All of the algorithms were designed to search the “Impression” section or equivalent, except that for acute scrotal torsion and tension or new/increasing large pneumothorax, which searched the entire report text. By doing this, the precision of the algorithms improved significantly, with little drop in recall, since the majority of critical findings were noted in the Impression section. If the radiology report had no Impression section or equivalent, the algorithms then searched the entire report.

Future efforts are underway to further improve the accuracy of these algorithms by refining the methods described above. In addition, we plan to develop algorithms to detect other critical results. Ultimately, we plan to use these algorithms to probe a larger up-to-date radiology reports database encompassing all reports at our institution and affiliates from 1997 to 2010 for performance monitoring and accreditation. These and other similar algorithms could also prove useful for retrospective research purposes and bio-surveillance initiatives, where critical results could be tracked and monitored over time. Because the algorithms were built using PHP and SQL, they can also be incorporated into dashboards for real-time monitoring and can also be used with automated notification systems that could run periodically throughout the day or at report sign-off. We also plan to use these algorithms in conjunction with a prior algorithm that identifies reports containing documentation of communications [3, 18]). This, in turn, can be used to determine the frequency of reports with critical results that also have documentation of communications.

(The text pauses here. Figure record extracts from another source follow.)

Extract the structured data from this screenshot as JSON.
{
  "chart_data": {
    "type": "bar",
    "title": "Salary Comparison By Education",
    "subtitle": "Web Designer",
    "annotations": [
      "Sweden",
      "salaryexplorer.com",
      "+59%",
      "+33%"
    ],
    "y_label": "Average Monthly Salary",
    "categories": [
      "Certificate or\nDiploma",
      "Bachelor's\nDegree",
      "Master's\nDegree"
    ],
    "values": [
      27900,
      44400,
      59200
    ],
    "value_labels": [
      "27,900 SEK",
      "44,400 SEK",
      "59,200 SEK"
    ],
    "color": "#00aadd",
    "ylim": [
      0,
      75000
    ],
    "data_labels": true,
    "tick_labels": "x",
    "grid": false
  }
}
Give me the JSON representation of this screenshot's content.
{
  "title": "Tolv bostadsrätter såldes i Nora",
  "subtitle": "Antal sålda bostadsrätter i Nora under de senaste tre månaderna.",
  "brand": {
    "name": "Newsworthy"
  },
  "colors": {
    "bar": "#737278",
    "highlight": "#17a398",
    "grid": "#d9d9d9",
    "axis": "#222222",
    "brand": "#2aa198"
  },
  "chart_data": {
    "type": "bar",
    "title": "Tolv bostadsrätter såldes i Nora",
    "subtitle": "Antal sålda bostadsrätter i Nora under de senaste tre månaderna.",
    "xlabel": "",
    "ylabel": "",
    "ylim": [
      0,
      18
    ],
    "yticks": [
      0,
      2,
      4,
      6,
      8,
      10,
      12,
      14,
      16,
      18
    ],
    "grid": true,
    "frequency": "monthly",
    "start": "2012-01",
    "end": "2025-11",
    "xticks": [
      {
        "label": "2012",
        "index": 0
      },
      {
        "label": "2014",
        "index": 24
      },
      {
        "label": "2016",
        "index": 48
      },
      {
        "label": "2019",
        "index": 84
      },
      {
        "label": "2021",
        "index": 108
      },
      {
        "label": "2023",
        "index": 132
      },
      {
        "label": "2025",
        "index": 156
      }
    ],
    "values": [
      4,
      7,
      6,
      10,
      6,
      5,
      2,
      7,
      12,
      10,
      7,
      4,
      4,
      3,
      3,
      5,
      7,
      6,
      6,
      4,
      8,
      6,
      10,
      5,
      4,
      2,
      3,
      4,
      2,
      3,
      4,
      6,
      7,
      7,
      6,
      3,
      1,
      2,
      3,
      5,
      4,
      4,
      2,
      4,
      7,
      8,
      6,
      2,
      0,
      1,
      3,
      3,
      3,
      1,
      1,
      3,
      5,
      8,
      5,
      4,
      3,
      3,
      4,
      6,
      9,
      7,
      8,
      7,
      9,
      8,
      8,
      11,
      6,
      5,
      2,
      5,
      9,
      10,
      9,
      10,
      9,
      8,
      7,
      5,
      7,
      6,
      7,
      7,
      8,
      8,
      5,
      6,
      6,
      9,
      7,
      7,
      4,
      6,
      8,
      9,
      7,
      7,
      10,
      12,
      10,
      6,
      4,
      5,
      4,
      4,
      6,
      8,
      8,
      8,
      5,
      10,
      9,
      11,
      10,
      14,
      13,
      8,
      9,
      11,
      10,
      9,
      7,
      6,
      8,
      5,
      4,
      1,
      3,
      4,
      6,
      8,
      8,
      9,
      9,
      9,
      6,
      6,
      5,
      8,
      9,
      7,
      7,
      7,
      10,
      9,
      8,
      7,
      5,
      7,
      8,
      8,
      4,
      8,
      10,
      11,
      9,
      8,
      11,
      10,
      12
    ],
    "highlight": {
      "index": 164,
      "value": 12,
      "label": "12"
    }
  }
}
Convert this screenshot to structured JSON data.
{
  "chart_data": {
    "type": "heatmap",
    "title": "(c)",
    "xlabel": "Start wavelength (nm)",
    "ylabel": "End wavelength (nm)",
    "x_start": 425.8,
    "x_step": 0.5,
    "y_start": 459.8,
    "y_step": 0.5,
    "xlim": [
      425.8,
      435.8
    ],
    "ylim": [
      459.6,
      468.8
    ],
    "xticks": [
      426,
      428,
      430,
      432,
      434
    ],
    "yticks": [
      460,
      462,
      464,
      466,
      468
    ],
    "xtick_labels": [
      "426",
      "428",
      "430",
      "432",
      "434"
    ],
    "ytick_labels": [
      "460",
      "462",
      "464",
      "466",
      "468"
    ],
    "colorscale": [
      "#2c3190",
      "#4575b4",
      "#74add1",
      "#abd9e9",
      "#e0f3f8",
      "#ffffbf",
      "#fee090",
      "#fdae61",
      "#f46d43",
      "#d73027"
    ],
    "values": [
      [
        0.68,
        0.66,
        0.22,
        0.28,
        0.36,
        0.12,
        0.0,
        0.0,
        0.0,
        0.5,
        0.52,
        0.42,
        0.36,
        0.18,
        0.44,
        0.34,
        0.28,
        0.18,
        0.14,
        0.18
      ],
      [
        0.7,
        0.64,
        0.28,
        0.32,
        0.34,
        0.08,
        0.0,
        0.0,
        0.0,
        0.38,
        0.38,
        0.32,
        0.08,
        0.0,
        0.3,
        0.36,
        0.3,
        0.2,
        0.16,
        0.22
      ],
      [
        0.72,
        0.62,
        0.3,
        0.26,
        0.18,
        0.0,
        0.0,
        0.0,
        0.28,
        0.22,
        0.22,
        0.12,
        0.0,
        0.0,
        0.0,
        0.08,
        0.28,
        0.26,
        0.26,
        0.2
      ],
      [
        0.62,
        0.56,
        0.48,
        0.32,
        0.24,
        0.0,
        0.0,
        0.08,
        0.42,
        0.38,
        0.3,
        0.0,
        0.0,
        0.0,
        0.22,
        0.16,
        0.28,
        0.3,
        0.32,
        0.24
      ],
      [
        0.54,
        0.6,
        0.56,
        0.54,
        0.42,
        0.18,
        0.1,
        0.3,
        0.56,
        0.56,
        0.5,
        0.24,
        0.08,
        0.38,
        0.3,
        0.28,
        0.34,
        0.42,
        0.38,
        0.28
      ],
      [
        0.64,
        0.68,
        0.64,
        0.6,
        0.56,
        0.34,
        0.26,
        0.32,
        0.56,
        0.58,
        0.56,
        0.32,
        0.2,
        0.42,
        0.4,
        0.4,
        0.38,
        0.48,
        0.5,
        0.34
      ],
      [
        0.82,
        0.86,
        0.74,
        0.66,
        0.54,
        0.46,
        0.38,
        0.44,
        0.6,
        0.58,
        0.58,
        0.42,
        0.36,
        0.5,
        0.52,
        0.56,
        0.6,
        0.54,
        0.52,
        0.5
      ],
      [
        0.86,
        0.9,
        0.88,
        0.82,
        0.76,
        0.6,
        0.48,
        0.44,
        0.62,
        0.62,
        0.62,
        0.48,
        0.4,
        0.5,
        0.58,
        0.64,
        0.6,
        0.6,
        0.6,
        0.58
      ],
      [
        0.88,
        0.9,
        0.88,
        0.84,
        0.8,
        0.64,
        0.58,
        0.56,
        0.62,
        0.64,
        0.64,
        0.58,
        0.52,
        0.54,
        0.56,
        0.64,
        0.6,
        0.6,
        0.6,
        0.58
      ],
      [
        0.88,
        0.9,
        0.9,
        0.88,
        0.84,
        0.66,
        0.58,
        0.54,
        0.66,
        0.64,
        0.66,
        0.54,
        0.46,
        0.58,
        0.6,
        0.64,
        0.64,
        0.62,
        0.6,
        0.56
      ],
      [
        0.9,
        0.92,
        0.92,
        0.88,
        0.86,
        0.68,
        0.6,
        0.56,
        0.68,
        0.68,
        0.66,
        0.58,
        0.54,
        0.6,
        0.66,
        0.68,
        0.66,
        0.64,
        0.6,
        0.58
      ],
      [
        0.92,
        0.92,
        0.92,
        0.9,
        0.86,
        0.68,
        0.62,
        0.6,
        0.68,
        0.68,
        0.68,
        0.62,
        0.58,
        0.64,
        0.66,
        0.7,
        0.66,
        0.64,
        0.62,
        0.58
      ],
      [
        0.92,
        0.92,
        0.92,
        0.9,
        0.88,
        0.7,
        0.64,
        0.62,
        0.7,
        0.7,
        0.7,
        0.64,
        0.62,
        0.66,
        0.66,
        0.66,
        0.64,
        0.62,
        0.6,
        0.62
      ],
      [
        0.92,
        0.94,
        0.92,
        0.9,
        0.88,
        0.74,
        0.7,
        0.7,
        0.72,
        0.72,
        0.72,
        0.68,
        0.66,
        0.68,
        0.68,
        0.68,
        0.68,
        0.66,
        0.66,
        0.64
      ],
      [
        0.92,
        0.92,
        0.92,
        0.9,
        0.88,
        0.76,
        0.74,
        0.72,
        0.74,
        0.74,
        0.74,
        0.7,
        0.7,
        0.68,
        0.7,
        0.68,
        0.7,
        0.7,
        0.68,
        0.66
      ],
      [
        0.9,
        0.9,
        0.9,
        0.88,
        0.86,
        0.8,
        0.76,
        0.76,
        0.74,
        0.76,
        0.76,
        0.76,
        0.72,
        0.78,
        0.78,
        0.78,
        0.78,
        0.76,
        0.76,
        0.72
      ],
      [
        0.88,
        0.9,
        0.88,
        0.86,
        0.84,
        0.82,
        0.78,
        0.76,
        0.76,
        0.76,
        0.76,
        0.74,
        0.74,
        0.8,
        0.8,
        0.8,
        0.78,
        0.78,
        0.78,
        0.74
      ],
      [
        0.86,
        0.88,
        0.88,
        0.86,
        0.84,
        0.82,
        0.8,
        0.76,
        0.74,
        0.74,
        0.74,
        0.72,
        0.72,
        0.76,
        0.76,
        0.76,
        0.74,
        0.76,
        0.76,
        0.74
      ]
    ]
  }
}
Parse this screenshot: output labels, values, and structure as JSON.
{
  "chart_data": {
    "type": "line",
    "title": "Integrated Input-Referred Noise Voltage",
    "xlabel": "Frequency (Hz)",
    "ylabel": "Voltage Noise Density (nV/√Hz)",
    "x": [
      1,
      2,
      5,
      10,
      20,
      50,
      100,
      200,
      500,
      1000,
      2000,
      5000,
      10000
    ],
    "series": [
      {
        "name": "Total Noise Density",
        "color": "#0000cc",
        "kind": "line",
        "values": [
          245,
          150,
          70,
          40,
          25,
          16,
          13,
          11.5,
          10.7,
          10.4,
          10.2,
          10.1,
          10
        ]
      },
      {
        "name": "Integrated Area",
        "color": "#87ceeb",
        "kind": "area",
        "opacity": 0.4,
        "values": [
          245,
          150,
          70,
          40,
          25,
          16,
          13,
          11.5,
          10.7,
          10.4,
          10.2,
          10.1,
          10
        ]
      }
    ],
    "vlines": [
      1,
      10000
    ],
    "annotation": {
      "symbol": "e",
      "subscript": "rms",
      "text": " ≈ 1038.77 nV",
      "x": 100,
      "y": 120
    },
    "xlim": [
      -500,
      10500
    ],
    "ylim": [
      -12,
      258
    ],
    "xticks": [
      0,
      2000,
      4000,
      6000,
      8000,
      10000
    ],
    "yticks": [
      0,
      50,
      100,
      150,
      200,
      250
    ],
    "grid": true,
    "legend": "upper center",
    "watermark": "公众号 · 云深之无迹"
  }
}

There are some limitations to this work. The algorithms were developed using a database of radiology reports from one tertiary care hospital and four regional affiliates. Thus, the accuracies may be reduced when applied to radiology report databases from other institutions. However, given that the database spanned a long time frame and consisted of reports and created by over 100 attending, fellow, and resident radiologists, many of whom also worked and trained at other institutions, we feel that the algorithms are likely generalizable to all radiology practices. Also, many thousands of reports were manually reviewed and scored in developing these algorithms, and therefore, errors due to fatigue are possible. To minimize this effect, small batches of reports were reviewed over a long period of time.

Conclusions

Pattern- and rule-based approaches can achieve high accuracy for classifying critical results in unstructured radiology reports. The overall accuracies of the validated algorithms range from 81% to 100% including tension or increasing/new large pneumothorax, acute pulmonary embolism, acute cholecystitis, acute appendicitis, ectopic pregnancy, scrotal torsion, unexplained free intraperitoneal air, new or increasing intracranial hemorrhage and malpositioned tubes/lines. These algorithms can be applied to radiology report databases for quality assurance and accreditation, integrated with existing dashboards for display and real-time monitoring, and ported to other institutions for their own use.